Opinion of In-house Counsel to Alliance Bancorp re: Certain Matters
 

 
(Please See Tab #30)
 

 
 
 EXHIBIT C
 
Opinion of Trustee’s Counsel
 

 
(Please See Tab #35)
 

 
 
EXHIBIT D

FOOTNOTE 271 INFORMATION

[Excerpt from Offering Reform adopting release-bold headings added for convenience of reference]
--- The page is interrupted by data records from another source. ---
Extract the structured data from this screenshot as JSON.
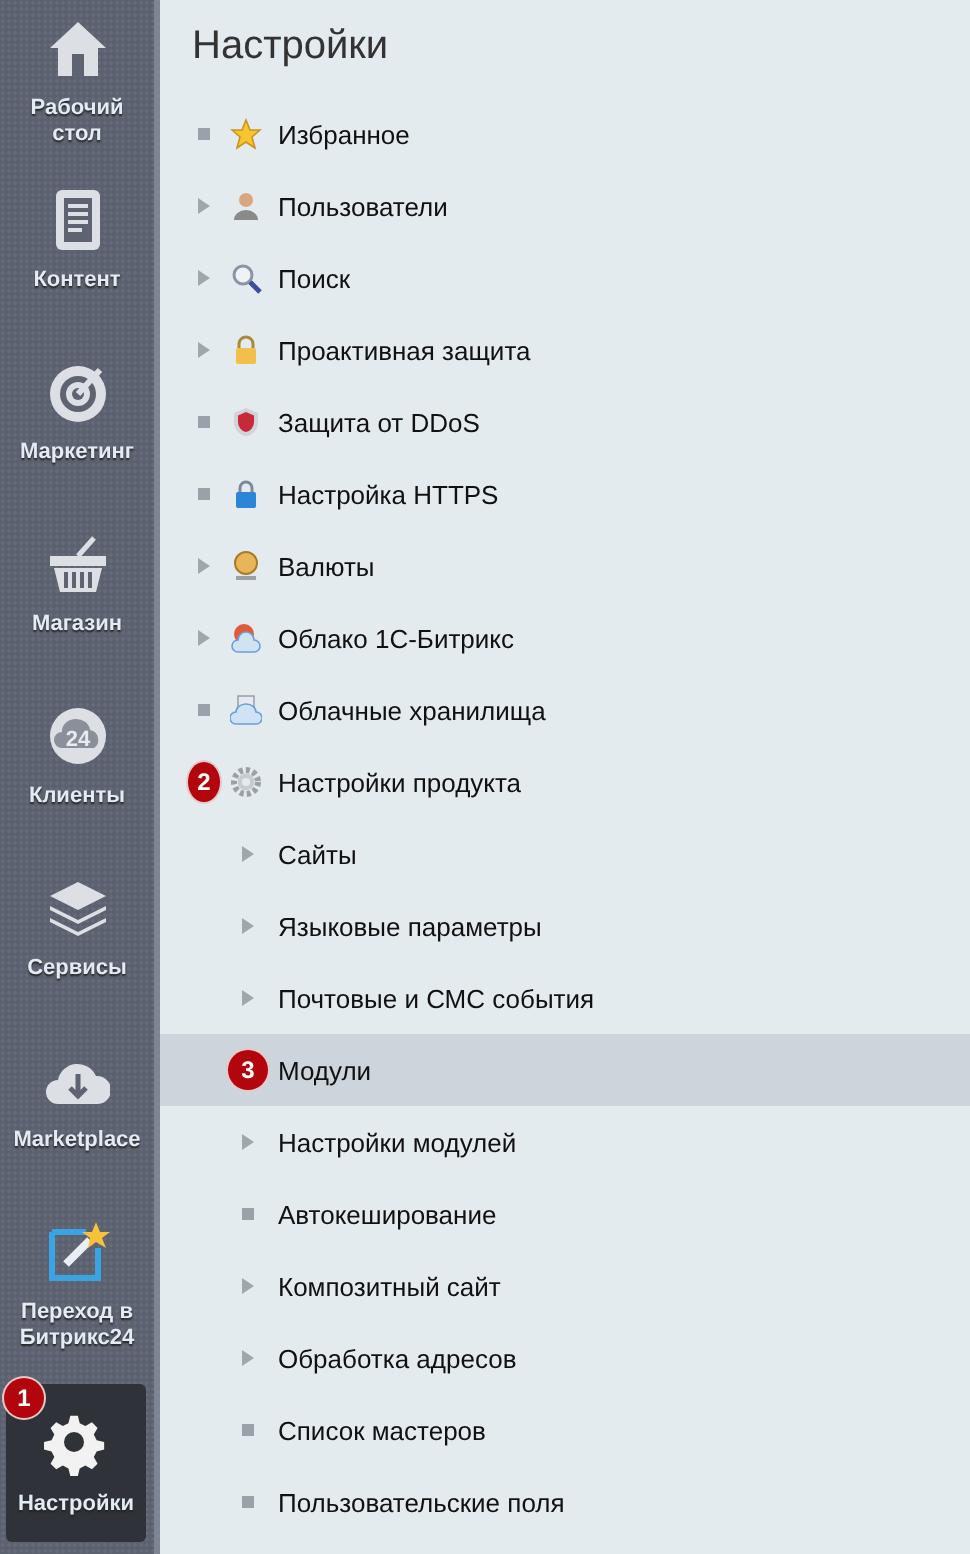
{
  "sidebar": {
    "items": [
      {
        "label": "Рабочий стол",
        "selected": false
      },
      {
        "label": "Контент",
        "selected": false
      },
      {
        "label": "Маркетинг",
        "selected": false
      },
      {
        "label": "Магазин",
        "selected": false
      },
      {
        "label": "Клиенты",
        "selected": false,
        "icon_text": "24"
      },
      {
        "label": "Сервисы",
        "selected": false
      },
      {
        "label": "Marketplace",
        "selected": false
      },
      {
        "label": "Переход в Битрикс24",
        "selected": false
      },
      {
        "label": "Настройки",
        "selected": true,
        "badge": "1"
      }
    ]
  },
  "title": "Настройки",
  "menu": {
    "items": [
      {
        "label": "Избранное",
        "kind": "dot",
        "selected": false
      },
      {
        "label": "Пользователи",
        "kind": "arrow",
        "selected": false
      },
      {
        "label": "Поиск",
        "kind": "arrow",
        "selected": false
      },
      {
        "label": "Проактивная защита",
        "kind": "arrow",
        "selected": false
      },
      {
        "label": "Защита от DDoS",
        "kind": "dot",
        "selected": false
      },
      {
        "label": "Настройка HTTPS",
        "kind": "dot",
        "selected": false
      },
      {
        "label": "Валюты",
        "kind": "arrow",
        "selected": false
      },
      {
        "label": "Облако 1С-Битрикс",
        "kind": "arrow",
        "selected": false
      },
      {
        "label": "Облачные хранилища",
        "kind": "dot",
        "selected": false
      },
      {
        "label": "Настройки продукта",
        "kind": "badged",
        "badge": "2",
        "selected": false,
        "children": [
          {
            "label": "Сайты",
            "kind": "arrow",
            "selected": false
          },
          {
            "label": "Языковые параметры",
            "kind": "arrow",
            "selected": false
          },
          {
            "label": "Почтовые и СМС события",
            "kind": "arrow",
            "selected": false
          },
          {
            "label": "Модули",
            "kind": "badged",
            "badge": "3",
            "selected": true
          },
          {
            "label": "Настройки модулей",
            "kind": "arrow",
            "selected": false
          },
          {
            "label": "Автокеширование",
            "kind": "dot",
            "selected": false
          },
          {
            "label": "Композитный сайт",
            "kind": "arrow",
            "selected": false
          },
          {
            "label": "Обработка адресов",
            "kind": "arrow",
            "selected": false
          },
          {
            "label": "Список мастеров",
            "kind": "dot",
            "selected": false
          },
          {
            "label": "Пользовательские поля",
            "kind": "dot",
            "selected": false
          }
        ]
      }
    ]
  }
}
In the case of asset-backed issuers certain information comprehended within the definition of ABS informational and computational material is analogous to the term of securities and is therefore issuer information.  For example, we would expect that the following categories of such material, which are derived from the definition of ABS informational and computational materials, are generally issuer information:

(1)           Structural information-factual information regarding the asset-backed securities being offered and the structure and basic parameters of the securities, such as the number of classes, seniority, payment priorities, terms of payment, the tax, ERISA or other legal conclusions of counsel, and descriptive information relating to each class (e.g., principal amount, coupon, minimum denomination, price or anticipated price, yield, weighted average life, credit enhancements, anticipated ratings, and other similar information relating to the proposed structure of the offering);

(2)           Collateral information-factual information regarding the pool assets underlying the asset-backed securities, including origination, acquisition and pool selection criteria, information regarding any prefunding or revolving period applicable to the offering, information regarding significant obligors, data regarding the contractual and related characteristics of the underlying pool assets (e.g., weighted average coupon, weighted average maturity, delinquency and loss information and geographic distribution) and other factual information concerning the parameters of the asset pool appropriate to the nature of the underlying assets, such as the type of assets comprising the pool and the programs under which the loans were originated;

(3)           Key parties information-identification of key parties to the transaction, such as servicers, trustees, depositors, sponsors, originators and providers of credit enhancement or other support, including information about any such party;

(4)           Static pool data-static pool data, as referenced in Item 1105 of Regulation AB 17 CFR 229.1105, such as for the sponsor’s and/or servicer’s portfolio, prior transactions or the asset pool itself; and

(5)           Issuer computational material-to the extent that the information is provided by the issuer, depositor, affiliated depositor, or sponsor, statistical information displaying for a particular class of asset-backed securities the yield, average life, expected maturity, interest rate sensitivity, cash flow characteristics, total rate of return, option adjusted spread or other financial or statistical information related to the class or classes under specified prepayment, interest rate, loss or other hypothetical scenarios.  (Where such information is prepared by the Underwriteror dealer, it is not issuer information, even when derived from issuer information.)